Honorable Mentions: “Revival” by Light The Torch, “Catharsis” by Machine Head, “The Silence” by Feed The Rhino, “Disease” by Beartooth, and “Abandon of the Self” by Eryn Non Dae.

Top 5 Podcasts

5.) Lords Of Death - This podcast came out of nowhere, and took me completely by surprise. It details the unsolved murder of an elderly couple from Ohio in the late 1980’s, and quickly heads down a dark and treacherous road as the host investigates a possible gang of killers who called themselves - you guessed it - the “Lords of Death.” An incredibly gripping new podcast, which features one of the most jaw-dropping moments of any podcast.

4.) Serial - The great grand-daddy of all true crime podcasts, Serial went back to its roots… somewhat. Instead of focusing on a single story, Serial decided to record and report on a Cleveland courthouse for over a year. The end result is infuriating to listen to, but impeccably produced, serving as a great record of the current criminal justice system.

3.) Bear Brook - This is another true crime serial, produced by New Hampshire Public Radio. This podcast investigates the source of four bodies that were found in barrels in rural New Hampshire, taking the story all over the country in an attempt to find the identities of these poor victims.
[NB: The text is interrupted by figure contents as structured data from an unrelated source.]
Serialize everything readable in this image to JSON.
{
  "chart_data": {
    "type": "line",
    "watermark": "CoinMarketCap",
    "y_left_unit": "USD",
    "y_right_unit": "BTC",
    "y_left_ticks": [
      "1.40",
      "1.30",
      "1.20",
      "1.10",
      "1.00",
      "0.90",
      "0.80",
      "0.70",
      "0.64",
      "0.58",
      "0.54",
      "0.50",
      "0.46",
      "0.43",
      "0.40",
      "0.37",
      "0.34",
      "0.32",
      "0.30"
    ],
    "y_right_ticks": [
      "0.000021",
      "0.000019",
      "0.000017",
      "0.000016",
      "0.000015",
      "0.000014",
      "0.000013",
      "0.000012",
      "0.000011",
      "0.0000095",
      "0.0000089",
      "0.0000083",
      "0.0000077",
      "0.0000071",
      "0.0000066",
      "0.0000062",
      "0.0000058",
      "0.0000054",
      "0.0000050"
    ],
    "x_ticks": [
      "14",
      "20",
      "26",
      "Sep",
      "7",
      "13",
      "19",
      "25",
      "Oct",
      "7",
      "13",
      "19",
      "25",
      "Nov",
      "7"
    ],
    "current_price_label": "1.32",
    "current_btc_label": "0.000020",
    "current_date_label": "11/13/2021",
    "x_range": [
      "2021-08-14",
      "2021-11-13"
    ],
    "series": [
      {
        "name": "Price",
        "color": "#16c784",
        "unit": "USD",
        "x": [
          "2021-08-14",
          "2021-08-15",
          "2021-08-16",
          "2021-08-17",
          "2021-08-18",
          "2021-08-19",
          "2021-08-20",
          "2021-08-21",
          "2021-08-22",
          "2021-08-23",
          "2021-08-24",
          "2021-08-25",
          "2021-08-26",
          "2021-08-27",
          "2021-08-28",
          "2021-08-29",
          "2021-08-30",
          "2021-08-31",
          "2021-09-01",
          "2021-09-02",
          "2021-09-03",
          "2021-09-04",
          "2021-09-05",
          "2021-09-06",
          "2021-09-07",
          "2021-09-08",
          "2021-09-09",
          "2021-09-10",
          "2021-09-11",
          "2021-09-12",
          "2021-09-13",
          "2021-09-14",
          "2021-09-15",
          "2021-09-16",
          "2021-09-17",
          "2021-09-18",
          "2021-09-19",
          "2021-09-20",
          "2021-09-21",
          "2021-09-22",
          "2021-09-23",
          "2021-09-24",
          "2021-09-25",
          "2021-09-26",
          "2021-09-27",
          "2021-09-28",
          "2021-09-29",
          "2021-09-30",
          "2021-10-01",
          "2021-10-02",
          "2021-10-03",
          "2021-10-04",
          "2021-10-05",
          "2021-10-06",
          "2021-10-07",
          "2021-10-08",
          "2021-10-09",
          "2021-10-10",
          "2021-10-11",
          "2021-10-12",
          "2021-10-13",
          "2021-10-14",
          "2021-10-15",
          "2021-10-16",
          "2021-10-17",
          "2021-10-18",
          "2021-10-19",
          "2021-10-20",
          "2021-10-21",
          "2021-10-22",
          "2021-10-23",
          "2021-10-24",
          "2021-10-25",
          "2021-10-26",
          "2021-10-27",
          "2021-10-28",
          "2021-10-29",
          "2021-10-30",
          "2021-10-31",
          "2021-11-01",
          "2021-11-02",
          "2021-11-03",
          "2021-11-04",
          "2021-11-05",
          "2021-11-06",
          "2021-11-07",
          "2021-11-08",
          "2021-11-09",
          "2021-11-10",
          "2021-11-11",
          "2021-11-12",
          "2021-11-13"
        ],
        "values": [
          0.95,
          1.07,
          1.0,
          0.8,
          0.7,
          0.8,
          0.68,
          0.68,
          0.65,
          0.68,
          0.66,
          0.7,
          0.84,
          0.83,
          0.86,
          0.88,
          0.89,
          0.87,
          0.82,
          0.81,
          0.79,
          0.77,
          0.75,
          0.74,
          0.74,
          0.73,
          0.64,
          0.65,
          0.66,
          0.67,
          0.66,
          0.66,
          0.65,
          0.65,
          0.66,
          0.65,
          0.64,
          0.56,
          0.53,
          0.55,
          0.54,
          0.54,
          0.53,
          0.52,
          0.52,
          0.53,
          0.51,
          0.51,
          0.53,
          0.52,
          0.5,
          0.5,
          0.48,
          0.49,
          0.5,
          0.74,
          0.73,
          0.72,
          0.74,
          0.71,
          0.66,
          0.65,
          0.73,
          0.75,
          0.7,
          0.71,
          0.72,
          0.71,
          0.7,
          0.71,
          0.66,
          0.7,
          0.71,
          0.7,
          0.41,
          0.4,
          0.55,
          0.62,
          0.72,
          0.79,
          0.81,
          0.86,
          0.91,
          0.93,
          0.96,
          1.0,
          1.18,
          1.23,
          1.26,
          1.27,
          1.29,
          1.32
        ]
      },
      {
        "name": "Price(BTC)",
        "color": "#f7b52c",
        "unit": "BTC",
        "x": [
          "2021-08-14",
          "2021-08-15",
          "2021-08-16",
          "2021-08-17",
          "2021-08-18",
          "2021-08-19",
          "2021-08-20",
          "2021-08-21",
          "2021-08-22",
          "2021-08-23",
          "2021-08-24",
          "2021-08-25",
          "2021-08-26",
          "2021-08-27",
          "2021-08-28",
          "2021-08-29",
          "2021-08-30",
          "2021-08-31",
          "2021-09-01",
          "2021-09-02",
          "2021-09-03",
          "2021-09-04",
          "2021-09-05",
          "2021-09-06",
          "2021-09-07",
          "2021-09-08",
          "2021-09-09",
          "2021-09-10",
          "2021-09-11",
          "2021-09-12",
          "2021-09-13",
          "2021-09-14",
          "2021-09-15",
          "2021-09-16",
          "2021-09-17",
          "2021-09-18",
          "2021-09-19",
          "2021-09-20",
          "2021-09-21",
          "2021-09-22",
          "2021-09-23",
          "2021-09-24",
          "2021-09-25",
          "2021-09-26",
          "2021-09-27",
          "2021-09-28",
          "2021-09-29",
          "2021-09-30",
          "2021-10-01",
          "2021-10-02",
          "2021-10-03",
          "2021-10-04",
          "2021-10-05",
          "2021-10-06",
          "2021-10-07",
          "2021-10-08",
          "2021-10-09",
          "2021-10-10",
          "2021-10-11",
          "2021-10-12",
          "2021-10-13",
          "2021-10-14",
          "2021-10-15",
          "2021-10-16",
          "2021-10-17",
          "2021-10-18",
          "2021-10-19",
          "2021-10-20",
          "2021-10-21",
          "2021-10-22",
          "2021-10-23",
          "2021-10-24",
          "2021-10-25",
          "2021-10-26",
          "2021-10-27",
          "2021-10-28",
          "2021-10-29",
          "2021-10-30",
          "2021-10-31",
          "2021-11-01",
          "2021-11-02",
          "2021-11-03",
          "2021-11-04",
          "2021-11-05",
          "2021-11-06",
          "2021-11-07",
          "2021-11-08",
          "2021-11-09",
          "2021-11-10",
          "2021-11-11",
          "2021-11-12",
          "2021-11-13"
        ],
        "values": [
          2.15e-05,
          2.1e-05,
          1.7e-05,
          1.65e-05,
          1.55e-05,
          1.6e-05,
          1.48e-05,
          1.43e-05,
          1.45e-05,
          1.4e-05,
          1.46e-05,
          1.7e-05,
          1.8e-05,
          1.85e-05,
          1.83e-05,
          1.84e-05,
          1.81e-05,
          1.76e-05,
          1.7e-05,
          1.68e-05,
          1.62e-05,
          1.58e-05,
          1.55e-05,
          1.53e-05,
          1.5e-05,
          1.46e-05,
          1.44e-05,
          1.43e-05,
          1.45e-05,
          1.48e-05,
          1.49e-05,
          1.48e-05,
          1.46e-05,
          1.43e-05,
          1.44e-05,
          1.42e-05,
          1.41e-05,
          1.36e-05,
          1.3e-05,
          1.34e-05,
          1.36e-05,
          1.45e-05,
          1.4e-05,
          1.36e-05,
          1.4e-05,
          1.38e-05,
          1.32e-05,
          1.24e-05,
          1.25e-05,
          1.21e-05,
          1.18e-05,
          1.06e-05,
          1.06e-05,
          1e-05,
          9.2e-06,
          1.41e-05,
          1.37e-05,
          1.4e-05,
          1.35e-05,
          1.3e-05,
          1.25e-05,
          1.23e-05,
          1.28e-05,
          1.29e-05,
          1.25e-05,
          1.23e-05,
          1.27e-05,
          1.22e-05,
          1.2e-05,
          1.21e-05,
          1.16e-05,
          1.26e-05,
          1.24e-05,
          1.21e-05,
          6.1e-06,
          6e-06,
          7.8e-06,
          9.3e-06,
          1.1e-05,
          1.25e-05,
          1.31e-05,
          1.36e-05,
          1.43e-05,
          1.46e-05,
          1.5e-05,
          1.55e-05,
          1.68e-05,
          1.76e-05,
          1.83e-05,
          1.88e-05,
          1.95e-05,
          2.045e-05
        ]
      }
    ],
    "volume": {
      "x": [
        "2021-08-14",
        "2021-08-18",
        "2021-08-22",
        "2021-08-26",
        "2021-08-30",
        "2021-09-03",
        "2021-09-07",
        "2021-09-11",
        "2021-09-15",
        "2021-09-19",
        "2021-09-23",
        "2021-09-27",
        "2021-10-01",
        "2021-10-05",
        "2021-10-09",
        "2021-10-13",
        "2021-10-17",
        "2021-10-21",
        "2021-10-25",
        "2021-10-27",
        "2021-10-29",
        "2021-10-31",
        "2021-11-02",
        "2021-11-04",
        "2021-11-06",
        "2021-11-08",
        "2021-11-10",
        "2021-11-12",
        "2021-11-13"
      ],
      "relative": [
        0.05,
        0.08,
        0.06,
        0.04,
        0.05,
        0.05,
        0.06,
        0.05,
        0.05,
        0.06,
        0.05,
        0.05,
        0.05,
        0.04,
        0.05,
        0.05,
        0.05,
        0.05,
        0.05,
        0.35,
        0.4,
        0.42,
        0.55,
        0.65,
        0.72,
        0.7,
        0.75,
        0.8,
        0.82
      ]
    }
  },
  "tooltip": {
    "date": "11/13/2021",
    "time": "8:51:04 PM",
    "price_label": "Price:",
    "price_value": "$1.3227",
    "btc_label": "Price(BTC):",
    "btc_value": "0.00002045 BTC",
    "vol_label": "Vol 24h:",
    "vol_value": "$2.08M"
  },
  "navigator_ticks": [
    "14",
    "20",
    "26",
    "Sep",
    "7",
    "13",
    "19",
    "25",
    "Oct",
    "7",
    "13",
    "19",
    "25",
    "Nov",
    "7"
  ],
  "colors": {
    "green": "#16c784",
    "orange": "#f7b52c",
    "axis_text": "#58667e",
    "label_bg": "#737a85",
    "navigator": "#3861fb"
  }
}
2.) Swindled - 2018 was the year that I began to take an interest in white collar crime, and I owe that entirely to this podcast. Swindled focuses on a new story each episode, detailing how a conman, swindler, or crook tried to take advantage of others. The host incorporates useful audio to help tell each story, and Swindled has quickly become one of my can’t-miss podcasts.

1.) In The Dark - The first season of In The Dark detailed the investigation of Jacob Wetterling, but season two turned to Winona, Mississippi - focusing on Curtis Flowers, a black man convicted of multiple murders more than 20 years ago. This season is one of the most impressive pieces of journalism I’ve ever listened to, and has led to a case being heard by the U.S. Supreme Court. If you haven’t listened to In The Dark yet… fix that NOW.

Honorable Mentions: The Fall Line, Point Blank: A True Crime Podcast, Slow Burn, Unravel, Behind the Bastards, Buried, Thinking Sideways (RIP), Gone Cold, Hokey Religion, Casefile, Criminology, Southern Fried True Crime, True Crime Story Time, Generation Why, All Crime No Cattle, The Nowhere Dispatch, The Asian Madness Podcast, The Trail Went Cold, Mens Rea, Already Gone/Don’t Talk To Strangers, Buried, The Vanished, Crime In Sports/Small Town Murder, and Darknet Diaries.